Read about the celebrities who support the work of Facial Palsy UK.
U.S. actor Johnathon Schaech (That Thing You Do, Prom Night, 5 Days of War, Phantom)
“My dear friend’s son was born with congenital facial palsy. After speaking with him and his wife, I have come to understand that people with facial palsy (and the families that care for them) could greatly benefit from having a centralized resource/website available to them where they can find the best, most reliable current information on facial palsy research, surgery options, doctors that specialize in treating the disorder, and a place where the facial palsy community can share their experiences, feelings, hopes, and fears in a safe and understanding online environment. There needs to be more awareness about facial palsy so people understand it is more than just a cosmetic issue, and that it is a disorder that often causes serious associated physical conditions and negative psychological effects on those afflicted.
As a professional actor, I know the power and impact our faces and our facial expressions have on those we interact with in our daily lives. People often make judgments about us, who we are, and if they “like” us based purely on that “first impression” when they meet us or see our face and smile for the first time. So when a person’s face doesn’t function in the same way as the average person, the effect that can have on someone with facial palsy can be significant and sometimes emotionally devastating. For this reason I 100% support the mission of Facial Palsy UK in raising awareness of these issues.
Please join me in supporting Facial Palsy UK so we can raise awareness about this important issue and offer a resource where people with facial palsy and those that love and care for them can get all the information and support they deserve.”
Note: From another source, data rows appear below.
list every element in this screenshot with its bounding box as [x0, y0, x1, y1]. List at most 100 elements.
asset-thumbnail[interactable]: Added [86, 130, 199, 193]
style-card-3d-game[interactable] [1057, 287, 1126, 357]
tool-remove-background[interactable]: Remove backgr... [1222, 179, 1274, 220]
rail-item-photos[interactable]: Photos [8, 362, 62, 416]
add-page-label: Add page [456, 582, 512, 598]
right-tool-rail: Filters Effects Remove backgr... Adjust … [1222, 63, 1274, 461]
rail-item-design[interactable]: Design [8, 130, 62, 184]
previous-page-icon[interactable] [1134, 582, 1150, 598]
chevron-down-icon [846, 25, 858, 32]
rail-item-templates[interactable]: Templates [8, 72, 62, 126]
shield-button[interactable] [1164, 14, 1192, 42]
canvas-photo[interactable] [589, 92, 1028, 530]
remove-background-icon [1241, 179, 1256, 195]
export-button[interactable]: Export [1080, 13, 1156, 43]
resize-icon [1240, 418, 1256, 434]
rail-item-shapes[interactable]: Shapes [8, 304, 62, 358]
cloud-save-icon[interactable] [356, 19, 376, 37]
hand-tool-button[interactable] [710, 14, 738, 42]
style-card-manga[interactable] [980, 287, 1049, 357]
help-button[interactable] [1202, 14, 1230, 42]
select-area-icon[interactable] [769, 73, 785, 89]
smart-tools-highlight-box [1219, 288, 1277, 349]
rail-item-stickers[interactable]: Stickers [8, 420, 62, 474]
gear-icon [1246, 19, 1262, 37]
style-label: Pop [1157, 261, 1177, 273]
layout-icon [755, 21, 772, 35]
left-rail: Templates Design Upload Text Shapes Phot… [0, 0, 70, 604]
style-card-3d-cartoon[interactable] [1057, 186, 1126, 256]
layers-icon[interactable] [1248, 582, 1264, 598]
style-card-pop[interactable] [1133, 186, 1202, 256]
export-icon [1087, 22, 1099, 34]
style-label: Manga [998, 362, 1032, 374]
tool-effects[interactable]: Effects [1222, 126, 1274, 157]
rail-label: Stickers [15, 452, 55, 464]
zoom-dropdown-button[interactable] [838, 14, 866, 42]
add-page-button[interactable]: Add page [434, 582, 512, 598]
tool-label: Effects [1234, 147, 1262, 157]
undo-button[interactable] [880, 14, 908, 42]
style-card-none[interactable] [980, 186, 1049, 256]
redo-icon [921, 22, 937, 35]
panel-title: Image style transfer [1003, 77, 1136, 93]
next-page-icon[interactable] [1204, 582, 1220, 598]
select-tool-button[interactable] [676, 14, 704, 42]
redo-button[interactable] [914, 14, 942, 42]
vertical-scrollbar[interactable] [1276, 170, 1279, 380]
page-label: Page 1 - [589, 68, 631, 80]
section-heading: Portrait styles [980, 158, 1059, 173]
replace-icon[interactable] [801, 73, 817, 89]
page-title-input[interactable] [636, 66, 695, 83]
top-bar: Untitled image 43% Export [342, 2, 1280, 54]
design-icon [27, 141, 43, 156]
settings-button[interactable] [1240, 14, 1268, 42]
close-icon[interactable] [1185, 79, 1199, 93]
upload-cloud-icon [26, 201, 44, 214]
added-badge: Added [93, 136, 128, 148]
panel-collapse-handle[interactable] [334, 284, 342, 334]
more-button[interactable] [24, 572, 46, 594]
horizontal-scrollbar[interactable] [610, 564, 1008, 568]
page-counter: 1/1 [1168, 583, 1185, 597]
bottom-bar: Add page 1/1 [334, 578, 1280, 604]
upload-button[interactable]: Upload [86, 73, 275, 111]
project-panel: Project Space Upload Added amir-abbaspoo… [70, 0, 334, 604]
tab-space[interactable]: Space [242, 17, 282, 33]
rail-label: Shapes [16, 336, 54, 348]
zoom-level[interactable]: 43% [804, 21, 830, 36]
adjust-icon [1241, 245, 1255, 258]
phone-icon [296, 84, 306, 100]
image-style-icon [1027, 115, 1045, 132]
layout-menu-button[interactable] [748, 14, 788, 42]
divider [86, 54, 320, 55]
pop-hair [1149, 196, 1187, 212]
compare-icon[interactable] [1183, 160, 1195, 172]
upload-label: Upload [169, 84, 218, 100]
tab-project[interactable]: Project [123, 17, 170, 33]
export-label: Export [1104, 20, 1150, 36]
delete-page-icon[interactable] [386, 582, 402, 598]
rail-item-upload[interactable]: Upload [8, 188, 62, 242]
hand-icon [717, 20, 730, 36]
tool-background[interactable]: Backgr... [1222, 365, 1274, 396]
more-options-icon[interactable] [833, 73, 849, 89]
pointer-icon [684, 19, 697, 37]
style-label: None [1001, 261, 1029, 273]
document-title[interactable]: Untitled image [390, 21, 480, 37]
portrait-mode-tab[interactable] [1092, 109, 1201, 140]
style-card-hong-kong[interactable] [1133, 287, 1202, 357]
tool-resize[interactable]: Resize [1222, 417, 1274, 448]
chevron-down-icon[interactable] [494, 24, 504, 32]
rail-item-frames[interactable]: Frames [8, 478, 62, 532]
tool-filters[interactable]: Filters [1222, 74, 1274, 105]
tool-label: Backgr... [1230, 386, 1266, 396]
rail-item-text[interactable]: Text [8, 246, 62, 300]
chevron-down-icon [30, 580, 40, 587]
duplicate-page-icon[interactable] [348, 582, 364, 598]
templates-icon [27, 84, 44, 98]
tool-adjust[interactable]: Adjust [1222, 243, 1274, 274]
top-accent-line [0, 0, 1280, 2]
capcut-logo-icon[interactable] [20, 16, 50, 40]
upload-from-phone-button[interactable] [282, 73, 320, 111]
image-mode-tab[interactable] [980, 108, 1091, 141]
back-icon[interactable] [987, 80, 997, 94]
British actor Colin Salmon (Resident Evil, Arrow, Doctor Who, 24, James Bond – Tomorrow Never Dies, The World Is Not Enough, Die Another Day)
“In 2010, my wife Fiona developed Bell’s palsy after a minor operation on a perforated eardrum. She first noticed a feeling of excruciating pain, which she likened to having her teeth pulled out. After a very bad night the pain seemed to lessen but by mid-afternoon the same day, one side of her face had begun to drop. She couldn’t lift the left side of her mouth to smile and her left eye was stuck open. We feared she’d had a stroke and went to see our out-of-hours GP at our local hospital; this was about 48 hours after her symptoms had first begun. The GP said it was more than likely due to trauma from the surgery and to give it a couple of days for the swelling to subside. The next day things were even worse so we decided to go back to Charing Cross Hospital where she’d had her surgery, and the specialist there immediately diagnosed Bell’s palsy. Upon correct diagnosis Fiona was prescribed steroids and anti-viral drugs but the condition responds best when treated with these drugs within the first 72 hours. I had to wait seven hours to get Fiona’s prescription filled by the hospital pharmacy which meant it was actually 70 hours after the initial onset of symptoms before Fiona started taking the steroid tablets. This meant there was a lesser chance of a full recovery because she was nearly outside the 72 hour ‘treatment window’.
Having Bell’s palsy had a profound effect on Fiona’s confidence; she decided not to attend red-carpet events and would hide away in a corner at restaurants because she didn’t want people to see her struggling to eat with her semi-paralysed mouth. Simple everyday tasks such as taking a shower suddenly became difficult because her eye didn’t close properly. Fiona is my wife and I will always love her no matter what, but every woman wants to feel confident in her looks. After two months it seemed like things were improving but then she noticed strange new sensations in her face. Her eye would close when she ate and the muscles in her chin pulled to one side which looked strange. She was diagnosed with synkinesis which is a complication of facial palsy. Fortunately Fiona received treatment in the form of physiotherapy and botox injections to prevent the muscles overacting which has really helped, but many people with similar problems have never been offered this kind of help. Fiona wanted to become a trustee of Facial Palsy UK to raise awareness of the condition, early diagnosis is so important and we also want to ensure people know there are treatment options available for those left with residual problems such as synkinesis.”
“I know just how devastating facial palsy can be for the patients and their families and how important it is for them to have the support of a dedicated team of professionals. This is why I am happy to be a supporter of this very worthwhile charity.”